1. ¹Yoshitomi Research Institute of Neuroscience in Glasgow (YRING), University of Glasgow, UK
2. ²Department of Physiology and Pharmacology, Strathclyde Institute for Biomedical Sciences, University of Strathclyde, Glasgow, UK
3. ³Institute of Biomedical and Life Sciences, University of Glasgow, UK

Correspondence: Dr S Cochran, Yoshitomi Research Institute of Neuroscience in Glasgow (YRING), University of Glasgow, G12 8QQ, UK, Tel: +44 141 330 5153, Fax: +44 141 330 5659, E-mail: yring@bio.gla.ac.uk

⁴Present address: Department of Pharmacology, Division of Neuroscience, University of Birmingham, Edgbaston, Birmingham, B15 2TT, UK.

⁵Present address: Hoffman-La Roche Ltd, Grenzacher Strasse, CH-4070 Basel, Switzerland.

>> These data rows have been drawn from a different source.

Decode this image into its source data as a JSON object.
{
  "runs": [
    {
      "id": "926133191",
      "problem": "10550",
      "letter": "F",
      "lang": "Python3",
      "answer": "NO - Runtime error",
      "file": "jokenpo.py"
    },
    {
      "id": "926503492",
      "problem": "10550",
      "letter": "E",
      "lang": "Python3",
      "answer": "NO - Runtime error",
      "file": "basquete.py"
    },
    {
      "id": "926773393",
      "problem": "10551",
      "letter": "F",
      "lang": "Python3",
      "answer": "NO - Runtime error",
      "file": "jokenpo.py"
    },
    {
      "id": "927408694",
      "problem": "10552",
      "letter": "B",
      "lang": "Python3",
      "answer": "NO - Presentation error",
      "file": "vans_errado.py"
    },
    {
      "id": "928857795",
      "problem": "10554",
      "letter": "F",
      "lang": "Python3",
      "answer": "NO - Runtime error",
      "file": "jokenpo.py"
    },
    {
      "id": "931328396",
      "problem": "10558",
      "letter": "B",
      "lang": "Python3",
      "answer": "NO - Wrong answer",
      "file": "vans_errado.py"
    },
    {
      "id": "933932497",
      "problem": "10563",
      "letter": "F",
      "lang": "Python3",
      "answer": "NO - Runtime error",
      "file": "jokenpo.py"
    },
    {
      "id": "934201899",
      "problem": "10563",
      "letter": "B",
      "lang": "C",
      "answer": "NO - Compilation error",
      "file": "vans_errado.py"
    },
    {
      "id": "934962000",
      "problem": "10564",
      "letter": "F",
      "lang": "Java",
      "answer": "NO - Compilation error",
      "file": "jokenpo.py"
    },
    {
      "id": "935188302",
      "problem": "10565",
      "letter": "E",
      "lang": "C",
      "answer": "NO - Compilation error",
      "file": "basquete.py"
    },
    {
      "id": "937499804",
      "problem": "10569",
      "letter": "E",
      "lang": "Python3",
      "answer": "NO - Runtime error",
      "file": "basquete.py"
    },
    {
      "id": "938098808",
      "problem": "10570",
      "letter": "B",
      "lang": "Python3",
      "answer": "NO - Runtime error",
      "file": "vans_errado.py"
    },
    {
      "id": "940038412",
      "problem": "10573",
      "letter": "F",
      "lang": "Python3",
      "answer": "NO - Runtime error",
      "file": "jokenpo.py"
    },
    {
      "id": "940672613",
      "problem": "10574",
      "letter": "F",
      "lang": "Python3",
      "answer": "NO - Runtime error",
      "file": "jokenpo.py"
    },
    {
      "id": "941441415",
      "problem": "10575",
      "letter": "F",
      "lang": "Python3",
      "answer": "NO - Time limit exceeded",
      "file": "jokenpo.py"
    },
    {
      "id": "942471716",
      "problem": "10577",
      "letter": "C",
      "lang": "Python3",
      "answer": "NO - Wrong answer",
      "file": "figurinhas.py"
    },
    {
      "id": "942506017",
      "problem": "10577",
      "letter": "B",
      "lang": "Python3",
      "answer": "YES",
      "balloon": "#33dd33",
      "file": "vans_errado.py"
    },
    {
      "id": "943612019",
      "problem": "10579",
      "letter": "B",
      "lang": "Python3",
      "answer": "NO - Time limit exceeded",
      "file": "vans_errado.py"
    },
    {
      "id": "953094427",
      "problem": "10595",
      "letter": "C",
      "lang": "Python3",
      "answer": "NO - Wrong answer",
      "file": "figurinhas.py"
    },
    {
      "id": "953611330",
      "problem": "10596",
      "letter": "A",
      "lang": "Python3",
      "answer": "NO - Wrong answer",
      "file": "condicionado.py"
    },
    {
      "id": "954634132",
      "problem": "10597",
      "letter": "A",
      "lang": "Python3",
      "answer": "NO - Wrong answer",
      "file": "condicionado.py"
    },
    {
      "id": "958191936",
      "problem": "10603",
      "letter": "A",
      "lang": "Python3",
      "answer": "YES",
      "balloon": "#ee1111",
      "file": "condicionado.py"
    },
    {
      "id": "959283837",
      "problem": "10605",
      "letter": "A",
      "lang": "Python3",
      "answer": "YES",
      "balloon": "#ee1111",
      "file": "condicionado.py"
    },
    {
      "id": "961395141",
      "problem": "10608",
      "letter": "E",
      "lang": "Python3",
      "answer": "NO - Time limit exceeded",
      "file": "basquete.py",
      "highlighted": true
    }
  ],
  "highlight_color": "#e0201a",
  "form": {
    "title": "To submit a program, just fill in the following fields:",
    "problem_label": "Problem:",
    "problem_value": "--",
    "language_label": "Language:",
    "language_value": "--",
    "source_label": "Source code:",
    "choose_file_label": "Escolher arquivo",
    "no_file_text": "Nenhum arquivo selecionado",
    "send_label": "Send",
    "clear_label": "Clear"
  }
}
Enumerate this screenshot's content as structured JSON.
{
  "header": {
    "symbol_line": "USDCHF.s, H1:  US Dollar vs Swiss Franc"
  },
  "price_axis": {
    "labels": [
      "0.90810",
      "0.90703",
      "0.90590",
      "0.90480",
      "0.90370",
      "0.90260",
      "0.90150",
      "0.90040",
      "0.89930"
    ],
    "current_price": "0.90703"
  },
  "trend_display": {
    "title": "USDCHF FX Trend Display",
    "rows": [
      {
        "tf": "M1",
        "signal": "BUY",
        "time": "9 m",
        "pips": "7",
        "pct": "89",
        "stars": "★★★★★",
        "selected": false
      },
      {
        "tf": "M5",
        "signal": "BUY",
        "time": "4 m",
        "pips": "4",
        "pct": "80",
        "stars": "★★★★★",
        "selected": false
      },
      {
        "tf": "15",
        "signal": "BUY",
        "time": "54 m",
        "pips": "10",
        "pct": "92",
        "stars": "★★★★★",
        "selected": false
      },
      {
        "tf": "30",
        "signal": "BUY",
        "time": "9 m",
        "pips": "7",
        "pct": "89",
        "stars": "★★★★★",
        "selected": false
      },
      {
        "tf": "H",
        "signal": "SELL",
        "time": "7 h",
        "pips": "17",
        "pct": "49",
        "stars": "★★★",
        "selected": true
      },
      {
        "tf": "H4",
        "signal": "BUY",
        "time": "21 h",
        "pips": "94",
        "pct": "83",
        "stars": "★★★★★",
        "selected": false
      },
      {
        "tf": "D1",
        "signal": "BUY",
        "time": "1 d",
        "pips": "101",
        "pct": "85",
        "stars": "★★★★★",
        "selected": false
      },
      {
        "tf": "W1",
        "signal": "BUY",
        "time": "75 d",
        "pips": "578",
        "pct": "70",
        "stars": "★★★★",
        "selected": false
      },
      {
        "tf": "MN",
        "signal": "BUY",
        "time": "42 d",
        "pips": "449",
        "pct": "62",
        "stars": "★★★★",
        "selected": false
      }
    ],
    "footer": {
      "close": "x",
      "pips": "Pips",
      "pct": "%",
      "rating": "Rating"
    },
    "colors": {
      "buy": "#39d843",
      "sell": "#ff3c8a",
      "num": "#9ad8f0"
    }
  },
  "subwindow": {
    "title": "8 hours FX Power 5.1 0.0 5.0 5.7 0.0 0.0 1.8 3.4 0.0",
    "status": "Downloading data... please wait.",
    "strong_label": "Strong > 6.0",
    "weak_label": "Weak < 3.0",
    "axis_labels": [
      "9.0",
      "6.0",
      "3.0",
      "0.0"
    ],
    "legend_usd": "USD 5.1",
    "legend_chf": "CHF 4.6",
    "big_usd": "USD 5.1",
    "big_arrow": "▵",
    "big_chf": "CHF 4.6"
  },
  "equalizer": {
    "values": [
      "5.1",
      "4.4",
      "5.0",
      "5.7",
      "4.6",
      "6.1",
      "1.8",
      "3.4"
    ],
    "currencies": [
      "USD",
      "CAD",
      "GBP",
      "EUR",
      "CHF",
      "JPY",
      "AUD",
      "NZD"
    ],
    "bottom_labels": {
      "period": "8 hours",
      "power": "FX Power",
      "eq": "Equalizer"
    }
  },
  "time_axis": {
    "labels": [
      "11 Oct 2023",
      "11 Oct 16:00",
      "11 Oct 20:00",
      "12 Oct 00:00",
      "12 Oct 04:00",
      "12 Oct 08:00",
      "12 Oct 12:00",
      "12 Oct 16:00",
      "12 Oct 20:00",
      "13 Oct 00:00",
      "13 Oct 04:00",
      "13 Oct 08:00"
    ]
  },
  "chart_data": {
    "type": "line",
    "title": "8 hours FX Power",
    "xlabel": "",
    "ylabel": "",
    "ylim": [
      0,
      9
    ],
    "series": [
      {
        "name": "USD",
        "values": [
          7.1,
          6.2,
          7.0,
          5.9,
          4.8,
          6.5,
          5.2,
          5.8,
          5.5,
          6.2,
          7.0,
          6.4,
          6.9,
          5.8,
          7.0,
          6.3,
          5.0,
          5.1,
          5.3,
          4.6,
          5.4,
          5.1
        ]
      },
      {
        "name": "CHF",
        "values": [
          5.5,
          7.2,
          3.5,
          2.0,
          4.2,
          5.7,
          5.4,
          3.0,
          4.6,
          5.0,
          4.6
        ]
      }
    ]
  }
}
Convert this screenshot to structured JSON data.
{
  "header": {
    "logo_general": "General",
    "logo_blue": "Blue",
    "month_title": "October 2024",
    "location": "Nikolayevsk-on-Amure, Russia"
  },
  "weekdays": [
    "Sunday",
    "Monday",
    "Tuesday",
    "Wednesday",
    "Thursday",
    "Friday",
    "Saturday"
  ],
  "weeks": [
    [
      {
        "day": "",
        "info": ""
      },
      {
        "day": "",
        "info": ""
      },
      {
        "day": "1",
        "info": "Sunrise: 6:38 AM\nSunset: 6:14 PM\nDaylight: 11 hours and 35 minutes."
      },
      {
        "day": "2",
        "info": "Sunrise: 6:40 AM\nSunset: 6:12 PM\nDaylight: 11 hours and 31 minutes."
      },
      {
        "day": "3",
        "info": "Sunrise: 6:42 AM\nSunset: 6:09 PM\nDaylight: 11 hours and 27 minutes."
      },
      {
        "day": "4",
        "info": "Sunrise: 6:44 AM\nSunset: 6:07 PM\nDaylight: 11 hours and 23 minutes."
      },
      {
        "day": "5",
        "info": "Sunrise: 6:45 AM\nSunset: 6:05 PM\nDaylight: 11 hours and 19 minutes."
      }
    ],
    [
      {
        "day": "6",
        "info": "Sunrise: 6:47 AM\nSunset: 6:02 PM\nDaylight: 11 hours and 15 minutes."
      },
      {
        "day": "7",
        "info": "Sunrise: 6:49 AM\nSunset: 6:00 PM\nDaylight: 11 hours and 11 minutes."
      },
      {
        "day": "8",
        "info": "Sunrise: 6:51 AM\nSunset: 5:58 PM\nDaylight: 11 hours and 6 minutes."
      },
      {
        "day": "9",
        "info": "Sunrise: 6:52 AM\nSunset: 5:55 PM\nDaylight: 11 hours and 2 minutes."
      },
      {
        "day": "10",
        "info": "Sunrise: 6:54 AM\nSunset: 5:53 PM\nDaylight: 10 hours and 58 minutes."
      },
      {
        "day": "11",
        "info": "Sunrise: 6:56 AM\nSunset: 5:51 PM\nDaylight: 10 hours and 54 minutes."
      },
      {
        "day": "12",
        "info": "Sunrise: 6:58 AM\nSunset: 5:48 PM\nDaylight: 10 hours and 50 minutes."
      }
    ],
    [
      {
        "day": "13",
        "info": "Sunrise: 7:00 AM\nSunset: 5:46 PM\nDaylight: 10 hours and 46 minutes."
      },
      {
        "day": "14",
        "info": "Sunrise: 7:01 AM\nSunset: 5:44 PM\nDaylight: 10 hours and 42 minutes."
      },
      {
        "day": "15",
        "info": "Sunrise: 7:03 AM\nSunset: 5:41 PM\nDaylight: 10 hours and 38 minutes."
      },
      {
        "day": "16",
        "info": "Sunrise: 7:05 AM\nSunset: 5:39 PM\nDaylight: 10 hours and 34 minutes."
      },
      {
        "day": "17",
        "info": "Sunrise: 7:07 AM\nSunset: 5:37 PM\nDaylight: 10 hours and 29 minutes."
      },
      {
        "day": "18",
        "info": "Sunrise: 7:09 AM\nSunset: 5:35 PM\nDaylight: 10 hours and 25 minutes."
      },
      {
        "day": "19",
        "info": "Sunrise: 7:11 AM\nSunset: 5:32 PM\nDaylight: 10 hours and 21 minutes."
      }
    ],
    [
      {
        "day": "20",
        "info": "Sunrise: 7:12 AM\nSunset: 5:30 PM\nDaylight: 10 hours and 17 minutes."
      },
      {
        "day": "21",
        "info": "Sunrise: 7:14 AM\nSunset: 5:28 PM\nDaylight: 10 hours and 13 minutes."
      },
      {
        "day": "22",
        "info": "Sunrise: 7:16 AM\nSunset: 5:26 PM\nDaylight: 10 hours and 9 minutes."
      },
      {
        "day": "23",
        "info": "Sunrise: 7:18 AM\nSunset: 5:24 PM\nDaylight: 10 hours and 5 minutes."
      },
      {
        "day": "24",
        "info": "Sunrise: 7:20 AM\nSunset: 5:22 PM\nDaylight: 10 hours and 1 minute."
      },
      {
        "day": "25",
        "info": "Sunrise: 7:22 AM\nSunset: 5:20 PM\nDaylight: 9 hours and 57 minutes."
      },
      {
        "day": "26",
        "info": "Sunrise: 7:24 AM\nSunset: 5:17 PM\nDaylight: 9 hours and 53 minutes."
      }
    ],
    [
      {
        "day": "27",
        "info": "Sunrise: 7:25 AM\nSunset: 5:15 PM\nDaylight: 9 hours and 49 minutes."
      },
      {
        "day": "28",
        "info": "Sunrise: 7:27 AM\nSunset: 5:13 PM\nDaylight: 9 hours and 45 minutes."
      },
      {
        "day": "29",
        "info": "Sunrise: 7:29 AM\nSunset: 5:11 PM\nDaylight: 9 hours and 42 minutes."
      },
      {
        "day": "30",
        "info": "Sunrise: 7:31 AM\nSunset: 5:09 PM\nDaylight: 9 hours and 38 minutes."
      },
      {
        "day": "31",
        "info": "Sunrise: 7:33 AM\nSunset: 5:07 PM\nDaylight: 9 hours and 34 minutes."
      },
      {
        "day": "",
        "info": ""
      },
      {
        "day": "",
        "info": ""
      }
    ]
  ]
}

Received 28 February 2002; Revised 1 July 2002; Accepted 8 July 2002.

Abstract

Numerous human imaging studies have revealed an absolute or relative metabolic hypofunction within the prefrontal cortex, thalamus and temporal lobes of schizophrenic patients. The former deficit correlates with cognitive deficits and negative symptoms, whereas the latter correlates with positive symptomologies. There is also general consensus that schizophrenia is associated with decreased parvalbumin expression in the prefrontal cortex. Since the drug phencyclidine can induce a psychosis resembling schizophrenia in humans, we have examined whether repeated phencyclidine (PCP) treatment to rats could produce similar metabolic and neurochemical deficits to those occurring in schizophrenia and whether these deficits could be modulated by antipsychotic drugs. We demonstrate here that chronic intermittent exposure to PCP (2.58 mg kg^-1 i.p.) elicits a metabolic hypofunction, as demonstrated by reductions in the rates of glucose utilization, within the prefrontal cortex, reticular nucleus of thalamus and auditory system, key structures displaying similar changes in schizophrenia. Moreover, chronic PCP treatment according to this regime also decreases parvalbumin mRNA expression in the rat prefrontal cortex and reticular nucleus of the thalamus. Chronic coadministration of haloperidol (1 mg kg^-1 day^-1) or clozapine (20 mg kg^-1 day^-1) with PCP did not modulate PCP-induced reductions in metabolic activity in the rat prefrontal cortex, but reversed deficits in the structures of the auditory system. Clozapine, but not haloperidol, reversed PCP-induced decreases in parvalbumin expression in prefrontal cortex GABAergic interneurons, whereas both drugs reversed the deficits in the reticular nucleus of the thalamus. These data provide important new information, which strengthen the validity of chronic PCP as a useful animal model of schizophrenia, when administered according to this protocol. Furthermore, we propose that reversal of PCP-induced reductions in parvalbumin expression in the prefrontal cortex may be a potential marker of atypical antipsychotic activity in relation to amelioration of cognitive deficits and negative symptoms of schizophrenia.